A blog that our advisors frequent is https://www.kitces.com. On the surface, the structure of the site may look a little unconventional, but after spending some time at the site you will realize that this guy really knows his stuff. One of his recent articles struck a chord with me. Kitces speaks to all the phases of investing and how each “moves the needle” when it comes to saving for retirement and creating an income to supplement a desired retirement.
The article breaks down your working years into 4 distinct phases: Earn, Save, Grow, and Preserve. Before I get into the phases let’s have the chart below (showing someone saving $300/month at 8% earnings spanning from age 25 to age 65) guide us through the phases.
Something that stood out to me in the article was how powerful savings is at the beginning of retirement and how impactful an appropriate allocation is towards the end of your working years.
Consider these two scenarios:
Regardless of whether you are 25, 35, or 45 if you are just starting to save what matters even more than the allocation is how much you are contributing. Imagine if you have an account balance of $1,000 and contribute another $1,000 over the course of the year. With a $1,000 contribution you’ve doubled your money (or grown your balance by 100%). In contrast, if you were to have an above average year of performance, say 10% rate of return, but did not contribute to your account balance you would have grown your account $100. While $100 is nothing to dismiss, we can hopefully agree that it’s not going to impact your retirement in a drastic way. Later on in life as your balance grows that 10% return will have a much greater dollar impact, but during the early phases of saving your contributions do most of the heavy lifting when building your account.

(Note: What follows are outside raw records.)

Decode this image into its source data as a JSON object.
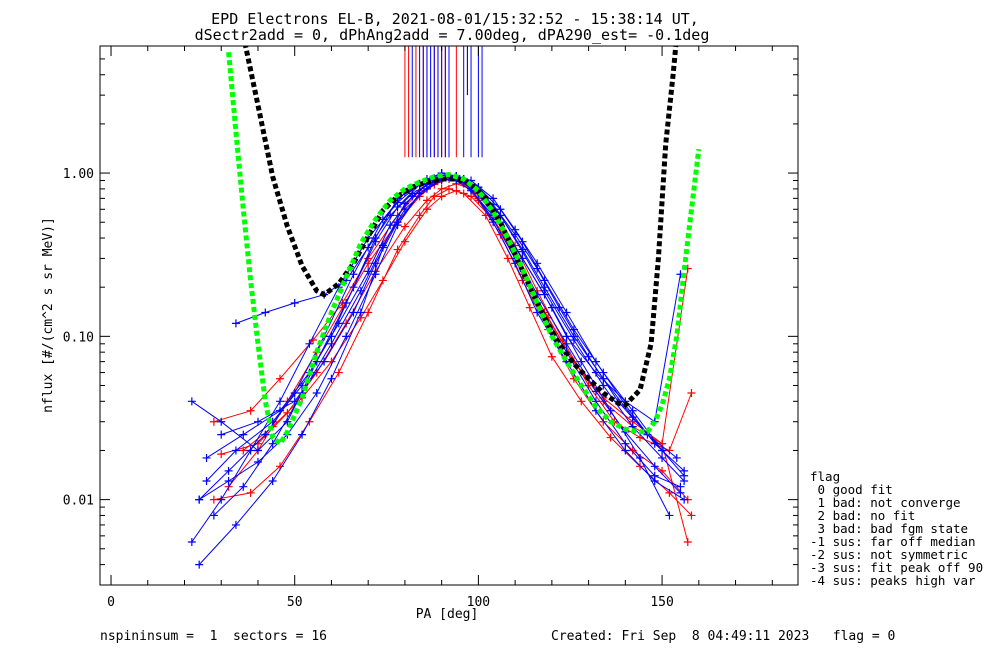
{
  "chart_data": {
    "type": "line",
    "title": "EPD Electrons EL-B, 2021-08-01/15:32:52 - 15:38:14 UT,",
    "subtitle": "dSectr2add = 0, dPhAng2add = 7.00deg, dPA290_est=  -0.1deg",
    "xlabel": "PA [deg]",
    "ylabel": "nflux [#/(cm^2 s sr MeV)]",
    "x_scale": "linear",
    "y_scale": "log",
    "xlim": [
      -3,
      187
    ],
    "ylim": [
      0.003,
      6
    ],
    "x_ticks": [
      {
        "v": 0,
        "label": "0"
      },
      {
        "v": 50,
        "label": "50"
      },
      {
        "v": 100,
        "label": "100"
      },
      {
        "v": 150,
        "label": "150"
      }
    ],
    "y_ticks": [
      {
        "v": 1.0,
        "label": "1.00"
      },
      {
        "v": 0.1,
        "label": "0.10"
      },
      {
        "v": 0.01,
        "label": "0.01"
      }
    ],
    "colors": {
      "red": "#ff0000",
      "blue": "#0000ff",
      "black": "#000000",
      "green": "#00ff00"
    },
    "series": [
      {
        "color": "#000000",
        "style": "dashed-thick",
        "x": [
          36,
          40,
          44,
          48,
          52,
          56,
          58,
          62,
          66,
          70,
          74,
          78,
          82,
          86,
          90,
          94,
          98,
          102,
          106,
          110,
          114,
          118,
          122,
          126,
          130,
          134,
          138,
          140,
          144,
          147,
          149,
          151,
          153,
          154
        ],
        "y": [
          7.0,
          2.6,
          0.95,
          0.47,
          0.27,
          0.19,
          0.18,
          0.21,
          0.28,
          0.41,
          0.59,
          0.72,
          0.82,
          0.88,
          0.92,
          0.92,
          0.86,
          0.7,
          0.5,
          0.32,
          0.2,
          0.13,
          0.09,
          0.068,
          0.055,
          0.045,
          0.039,
          0.038,
          0.047,
          0.09,
          0.3,
          1.5,
          4.0,
          7.0
        ]
      },
      {
        "color": "#00ff00",
        "style": "dashed-thick",
        "x": [
          32,
          34,
          36,
          38,
          40,
          42,
          44,
          46,
          48,
          52,
          56,
          60,
          64,
          68,
          72,
          76,
          80,
          84,
          88,
          92,
          96,
          100,
          104,
          108,
          112,
          116,
          120,
          124,
          128,
          132,
          136,
          140,
          144,
          146,
          148,
          150,
          152,
          154,
          156,
          158,
          160
        ],
        "y": [
          5.5,
          1.8,
          0.6,
          0.22,
          0.09,
          0.04,
          0.024,
          0.022,
          0.026,
          0.042,
          0.08,
          0.14,
          0.23,
          0.37,
          0.52,
          0.68,
          0.8,
          0.88,
          0.95,
          0.98,
          0.92,
          0.78,
          0.58,
          0.4,
          0.26,
          0.16,
          0.1,
          0.07,
          0.05,
          0.037,
          0.03,
          0.027,
          0.026,
          0.026,
          0.03,
          0.038,
          0.055,
          0.1,
          0.25,
          0.6,
          1.4
        ]
      },
      {
        "color": "#ff0000",
        "x": [
          28,
          38,
          46,
          55,
          63,
          70,
          78,
          84,
          88,
          92,
          96,
          100,
          106,
          112,
          119,
          126,
          134,
          142,
          150,
          157
        ],
        "y": [
          0.03,
          0.035,
          0.055,
          0.095,
          0.16,
          0.3,
          0.55,
          0.78,
          0.9,
          0.95,
          0.88,
          0.7,
          0.45,
          0.24,
          0.13,
          0.07,
          0.042,
          0.03,
          0.022,
          0.0055
        ]
      },
      {
        "color": "#ff0000",
        "x": [
          32,
          40,
          48,
          56,
          63,
          70,
          78,
          84,
          88,
          92,
          96,
          100,
          106,
          112,
          119,
          126,
          134,
          142,
          150,
          157
        ],
        "y": [
          0.012,
          0.02,
          0.04,
          0.08,
          0.15,
          0.28,
          0.5,
          0.72,
          0.85,
          0.92,
          0.86,
          0.68,
          0.42,
          0.22,
          0.11,
          0.055,
          0.03,
          0.02,
          0.015,
          0.01
        ]
      },
      {
        "color": "#ff0000",
        "x": [
          30,
          40,
          48,
          56,
          64,
          72,
          80,
          86,
          90,
          94,
          98,
          104,
          110,
          116,
          123,
          130,
          137,
          144,
          152,
          158
        ],
        "y": [
          0.019,
          0.022,
          0.034,
          0.06,
          0.12,
          0.25,
          0.47,
          0.68,
          0.8,
          0.86,
          0.8,
          0.6,
          0.36,
          0.19,
          0.095,
          0.05,
          0.03,
          0.024,
          0.02,
          0.045
        ]
      },
      {
        "color": "#ff0000",
        "x": [
          28,
          38,
          46,
          54,
          62,
          70,
          78,
          84,
          88,
          92,
          96,
          102,
          108,
          114,
          120,
          128,
          136,
          144,
          152,
          158
        ],
        "y": [
          0.01,
          0.011,
          0.016,
          0.03,
          0.06,
          0.14,
          0.34,
          0.55,
          0.72,
          0.8,
          0.75,
          0.55,
          0.3,
          0.15,
          0.075,
          0.04,
          0.024,
          0.016,
          0.011,
          0.008
        ]
      },
      {
        "color": "#ff0000",
        "x": [
          36,
          44,
          52,
          60,
          68,
          74,
          80,
          86,
          90,
          94,
          98,
          104,
          110,
          118,
          126,
          134,
          142,
          150,
          157
        ],
        "y": [
          0.02,
          0.028,
          0.042,
          0.07,
          0.13,
          0.22,
          0.38,
          0.6,
          0.72,
          0.78,
          0.72,
          0.52,
          0.3,
          0.14,
          0.07,
          0.04,
          0.028,
          0.022,
          0.26
        ]
      },
      {
        "color": "#0000ff",
        "x": [
          22,
          30,
          40,
          48,
          56,
          64,
          72,
          78,
          84,
          90,
          94,
          98,
          104,
          110,
          116,
          124,
          132,
          140,
          148,
          156
        ],
        "y": [
          0.04,
          0.03,
          0.02,
          0.03,
          0.07,
          0.16,
          0.38,
          0.62,
          0.85,
          1.0,
          0.95,
          0.8,
          0.5,
          0.28,
          0.14,
          0.07,
          0.035,
          0.02,
          0.013,
          0.01
        ]
      },
      {
        "color": "#0000ff",
        "x": [
          22,
          30,
          38,
          46,
          54,
          62,
          70,
          78,
          84,
          90,
          94,
          98,
          104,
          110,
          116,
          124,
          132,
          140,
          148,
          155
        ],
        "y": [
          0.0055,
          0.01,
          0.02,
          0.04,
          0.09,
          0.2,
          0.4,
          0.66,
          0.86,
          0.97,
          0.94,
          0.8,
          0.52,
          0.3,
          0.16,
          0.08,
          0.04,
          0.022,
          0.014,
          0.012
        ]
      },
      {
        "color": "#0000ff",
        "x": [
          24,
          32,
          42,
          50,
          58,
          66,
          74,
          80,
          86,
          90,
          94,
          98,
          104,
          110,
          116,
          124,
          132,
          140,
          148,
          155
        ],
        "y": [
          0.01,
          0.015,
          0.025,
          0.045,
          0.1,
          0.24,
          0.52,
          0.76,
          0.92,
          1.0,
          0.96,
          0.84,
          0.56,
          0.33,
          0.18,
          0.09,
          0.046,
          0.026,
          0.016,
          0.011
        ]
      },
      {
        "color": "#0000ff",
        "x": [
          24,
          34,
          44,
          52,
          60,
          68,
          74,
          80,
          86,
          90,
          94,
          98,
          104,
          112,
          120,
          128,
          136,
          144,
          152
        ],
        "y": [
          0.004,
          0.007,
          0.013,
          0.025,
          0.055,
          0.14,
          0.35,
          0.65,
          0.85,
          0.92,
          0.9,
          0.78,
          0.55,
          0.3,
          0.15,
          0.07,
          0.035,
          0.018,
          0.008
        ]
      },
      {
        "color": "#0000ff",
        "x": [
          26,
          34,
          44,
          52,
          60,
          66,
          72,
          78,
          84,
          88,
          92,
          96,
          100,
          106,
          112,
          118,
          126,
          134,
          142,
          150
        ],
        "y": [
          0.013,
          0.02,
          0.03,
          0.05,
          0.1,
          0.2,
          0.4,
          0.7,
          0.85,
          0.93,
          0.95,
          0.92,
          0.82,
          0.6,
          0.38,
          0.22,
          0.11,
          0.06,
          0.035,
          0.02
        ]
      },
      {
        "color": "#0000ff",
        "x": [
          28,
          36,
          44,
          52,
          60,
          68,
          74,
          80,
          86,
          90,
          94,
          98,
          104,
          110,
          116,
          122,
          130,
          138,
          146,
          154
        ],
        "y": [
          0.008,
          0.012,
          0.022,
          0.045,
          0.09,
          0.19,
          0.36,
          0.6,
          0.8,
          0.9,
          0.92,
          0.85,
          0.64,
          0.42,
          0.26,
          0.15,
          0.075,
          0.04,
          0.025,
          0.018
        ]
      },
      {
        "color": "#0000ff",
        "x": [
          30,
          40,
          50,
          58,
          66,
          72,
          78,
          84,
          88,
          92,
          96,
          100,
          106,
          112,
          118,
          126,
          134,
          142,
          150,
          156
        ],
        "y": [
          0.025,
          0.03,
          0.04,
          0.07,
          0.14,
          0.28,
          0.5,
          0.75,
          0.88,
          0.95,
          0.92,
          0.78,
          0.55,
          0.34,
          0.2,
          0.1,
          0.055,
          0.032,
          0.02,
          0.014
        ]
      },
      {
        "color": "#0000ff",
        "x": [
          34,
          42,
          50,
          58,
          64,
          70,
          76,
          82,
          88,
          92,
          96,
          100,
          106,
          112,
          118,
          124,
          132,
          140,
          148,
          155
        ],
        "y": [
          0.12,
          0.14,
          0.16,
          0.18,
          0.22,
          0.35,
          0.55,
          0.75,
          0.9,
          0.95,
          0.9,
          0.75,
          0.5,
          0.3,
          0.18,
          0.1,
          0.06,
          0.04,
          0.03,
          0.24
        ]
      },
      {
        "color": "#0000ff",
        "x": [
          26,
          36,
          46,
          54,
          62,
          70,
          76,
          82,
          86,
          90,
          94,
          98,
          104,
          110,
          116,
          124,
          132,
          140,
          148,
          156
        ],
        "y": [
          0.018,
          0.025,
          0.035,
          0.06,
          0.12,
          0.25,
          0.48,
          0.72,
          0.86,
          0.93,
          0.96,
          0.9,
          0.7,
          0.45,
          0.28,
          0.14,
          0.07,
          0.038,
          0.022,
          0.015
        ]
      },
      {
        "color": "#0000ff",
        "x": [
          24,
          32,
          40,
          48,
          56,
          64,
          72,
          78,
          84,
          90,
          94,
          100,
          106,
          112,
          118,
          126,
          134,
          142,
          150,
          156
        ],
        "y": [
          0.01,
          0.013,
          0.017,
          0.025,
          0.045,
          0.1,
          0.24,
          0.48,
          0.75,
          0.92,
          0.96,
          0.82,
          0.55,
          0.33,
          0.19,
          0.095,
          0.05,
          0.028,
          0.018,
          0.013
        ]
      }
    ],
    "pa_ticks": {
      "red": [
        80,
        81,
        83,
        85,
        86,
        88,
        89,
        90,
        91,
        92,
        94
      ],
      "blue": [
        82,
        84,
        85,
        86,
        87,
        88,
        89,
        90,
        91,
        92,
        96,
        98,
        100,
        101
      ],
      "black": [
        97
      ]
    }
  },
  "legend": {
    "heading": "flag",
    "items": [
      " 0 good fit",
      " 1 bad: not converge",
      " 2 bad: no fit",
      " 3 bad: bad fgm state",
      "-1 sus: far off median",
      "-2 sus: not symmetric",
      "-3 sus: fit peak off 90",
      "-4 sus: peaks high var"
    ]
  },
  "footer": {
    "left": "nspininsum =  1  sectors = 16",
    "right": "Created: Fri Sep  8 04:49:11 2023   flag = 0"
  }
}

As you continue to work and save the pendulum will slowly swing from contributions having the most impact on your account to account growth (or capital appreciation) impacting your account. The below chart (again from Kitces) gives a representation of the importance your allocation has as you progress in your career.

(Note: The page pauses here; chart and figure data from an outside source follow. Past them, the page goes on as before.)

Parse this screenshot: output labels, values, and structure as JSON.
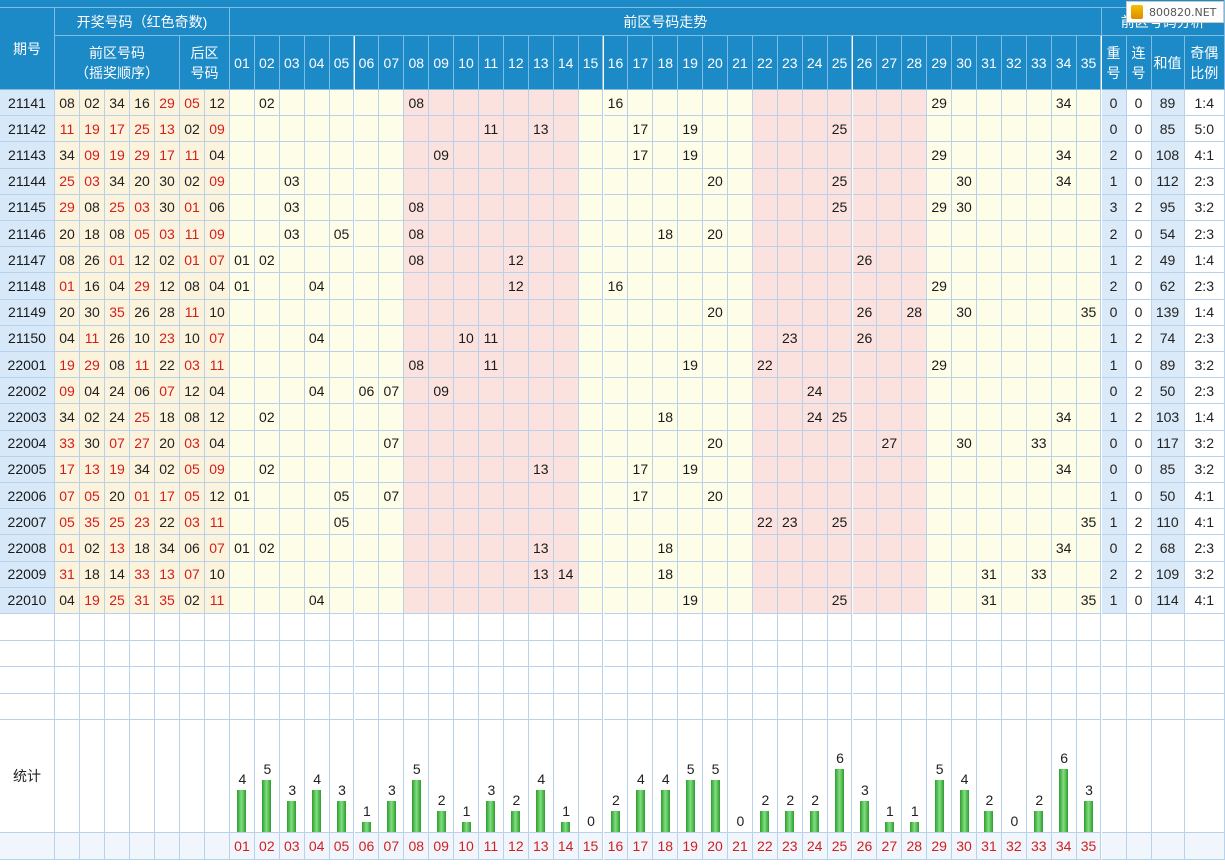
{
  "header": {
    "period": "期号",
    "draw_group": "开奖号码（红色奇数)",
    "front_label": [
      "前区号码",
      "（摇奖顺序）"
    ],
    "back_label": [
      "后区",
      "号码"
    ],
    "trend_title": "前区号码走势",
    "analysis_title": "前区号码分析",
    "analysis_cols": [
      [
        "重",
        "号"
      ],
      [
        "连",
        "号"
      ],
      [
        "和值"
      ],
      [
        "奇偶",
        "比例"
      ]
    ],
    "numbers": [
      "01",
      "02",
      "03",
      "04",
      "05",
      "06",
      "07",
      "08",
      "09",
      "10",
      "11",
      "12",
      "13",
      "14",
      "15",
      "16",
      "17",
      "18",
      "19",
      "20",
      "21",
      "22",
      "23",
      "24",
      "25",
      "26",
      "27",
      "28",
      "29",
      "30",
      "31",
      "32",
      "33",
      "34",
      "35"
    ]
  },
  "rows": [
    {
      "period": "21141",
      "front": [
        "08",
        "02",
        "34",
        "16",
        "29"
      ],
      "back": [
        "05",
        "12"
      ],
      "repeat": "0",
      "consec": "0",
      "sum": "89",
      "ratio": "1:4"
    },
    {
      "period": "21142",
      "front": [
        "11",
        "19",
        "17",
        "25",
        "13"
      ],
      "back": [
        "02",
        "09"
      ],
      "repeat": "0",
      "consec": "0",
      "sum": "85",
      "ratio": "5:0"
    },
    {
      "period": "21143",
      "front": [
        "34",
        "09",
        "19",
        "29",
        "17"
      ],
      "back": [
        "11",
        "04"
      ],
      "repeat": "2",
      "consec": "0",
      "sum": "108",
      "ratio": "4:1"
    },
    {
      "period": "21144",
      "front": [
        "25",
        "03",
        "34",
        "20",
        "30"
      ],
      "back": [
        "02",
        "09"
      ],
      "repeat": "1",
      "consec": "0",
      "sum": "112",
      "ratio": "2:3"
    },
    {
      "period": "21145",
      "front": [
        "29",
        "08",
        "25",
        "03",
        "30"
      ],
      "back": [
        "01",
        "06"
      ],
      "repeat": "3",
      "consec": "2",
      "sum": "95",
      "ratio": "3:2"
    },
    {
      "period": "21146",
      "front": [
        "20",
        "18",
        "08",
        "05",
        "03"
      ],
      "back": [
        "11",
        "09"
      ],
      "repeat": "2",
      "consec": "0",
      "sum": "54",
      "ratio": "2:3"
    },
    {
      "period": "21147",
      "front": [
        "08",
        "26",
        "01",
        "12",
        "02"
      ],
      "back": [
        "01",
        "07"
      ],
      "repeat": "1",
      "consec": "2",
      "sum": "49",
      "ratio": "1:4"
    },
    {
      "period": "21148",
      "front": [
        "01",
        "16",
        "04",
        "29",
        "12"
      ],
      "back": [
        "08",
        "04"
      ],
      "repeat": "2",
      "consec": "0",
      "sum": "62",
      "ratio": "2:3"
    },
    {
      "period": "21149",
      "front": [
        "20",
        "30",
        "35",
        "26",
        "28"
      ],
      "back": [
        "11",
        "10"
      ],
      "repeat": "0",
      "consec": "0",
      "sum": "139",
      "ratio": "1:4"
    },
    {
      "period": "21150",
      "front": [
        "04",
        "11",
        "26",
        "10",
        "23"
      ],
      "back": [
        "10",
        "07"
      ],
      "repeat": "1",
      "consec": "2",
      "sum": "74",
      "ratio": "2:3"
    },
    {
      "period": "22001",
      "front": [
        "19",
        "29",
        "08",
        "11",
        "22"
      ],
      "back": [
        "03",
        "11"
      ],
      "repeat": "1",
      "consec": "0",
      "sum": "89",
      "ratio": "3:2"
    },
    {
      "period": "22002",
      "front": [
        "09",
        "04",
        "24",
        "06",
        "07"
      ],
      "back": [
        "12",
        "04"
      ],
      "repeat": "0",
      "consec": "2",
      "sum": "50",
      "ratio": "2:3"
    },
    {
      "period": "22003",
      "front": [
        "34",
        "02",
        "24",
        "25",
        "18"
      ],
      "back": [
        "08",
        "12"
      ],
      "repeat": "1",
      "consec": "2",
      "sum": "103",
      "ratio": "1:4"
    },
    {
      "period": "22004",
      "front": [
        "33",
        "30",
        "07",
        "27",
        "20"
      ],
      "back": [
        "03",
        "04"
      ],
      "repeat": "0",
      "consec": "0",
      "sum": "117",
      "ratio": "3:2"
    },
    {
      "period": "22005",
      "front": [
        "17",
        "13",
        "19",
        "34",
        "02"
      ],
      "back": [
        "05",
        "09"
      ],
      "repeat": "0",
      "consec": "0",
      "sum": "85",
      "ratio": "3:2"
    },
    {
      "period": "22006",
      "front": [
        "07",
        "05",
        "20",
        "01",
        "17"
      ],
      "back": [
        "05",
        "12"
      ],
      "repeat": "1",
      "consec": "0",
      "sum": "50",
      "ratio": "4:1"
    },
    {
      "period": "22007",
      "front": [
        "05",
        "35",
        "25",
        "23",
        "22"
      ],
      "back": [
        "03",
        "11"
      ],
      "repeat": "1",
      "consec": "2",
      "sum": "110",
      "ratio": "4:1"
    },
    {
      "period": "22008",
      "front": [
        "01",
        "02",
        "13",
        "18",
        "34"
      ],
      "back": [
        "06",
        "07"
      ],
      "repeat": "0",
      "consec": "2",
      "sum": "68",
      "ratio": "2:3"
    },
    {
      "period": "22009",
      "front": [
        "31",
        "18",
        "14",
        "33",
        "13"
      ],
      "back": [
        "07",
        "10"
      ],
      "repeat": "2",
      "consec": "2",
      "sum": "109",
      "ratio": "3:2"
    },
    {
      "period": "22010",
      "front": [
        "04",
        "19",
        "25",
        "31",
        "35"
      ],
      "back": [
        "02",
        "11"
      ],
      "repeat": "1",
      "consec": "0",
      "sum": "114",
      "ratio": "4:1"
    }
  ],
  "stats": {
    "label": "统计",
    "counts": [
      4,
      5,
      3,
      4,
      3,
      1,
      3,
      5,
      2,
      1,
      3,
      2,
      4,
      1,
      0,
      2,
      4,
      4,
      5,
      5,
      0,
      2,
      2,
      2,
      6,
      3,
      1,
      1,
      5,
      4,
      2,
      0,
      2,
      6,
      3
    ]
  },
  "watermark": "800820.NET",
  "colors": {
    "header": "#1c8ac6",
    "red": "#d21e1e",
    "yellow_band": "#fefde8",
    "pink_band": "#fbe2de",
    "bar": "#2f9a2f"
  }
}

As you can see there is truly a shift in what influences your account most over time. Let’s look at that same $1,000 contribution later in life. Assume you’ve been saving for 20 years and your retirement account has grown to $250,000. The same $1,000 contribution now has less than a 1% impact on your account with the 10% rate of return on your account doing the heavy work to increase your account value by $25,000 (keep in mind a negative 10% return has the same impact on the opposite end of the spectrum).
So where do you go from here? Your savings rate and your allocation are going to impact your account value throughout the course of your working years with each providing great impact at different times during the course of your savings life. In fact, on average after saving in an account for 20 years, market growth accounts for 75% of increases in your account! A great rule of thumb is if you can pinch pennies in your 20s and 30s to build a great base in your account while keeping a growth allocation throughout your working years, you’re on your way to a successful retirement plan.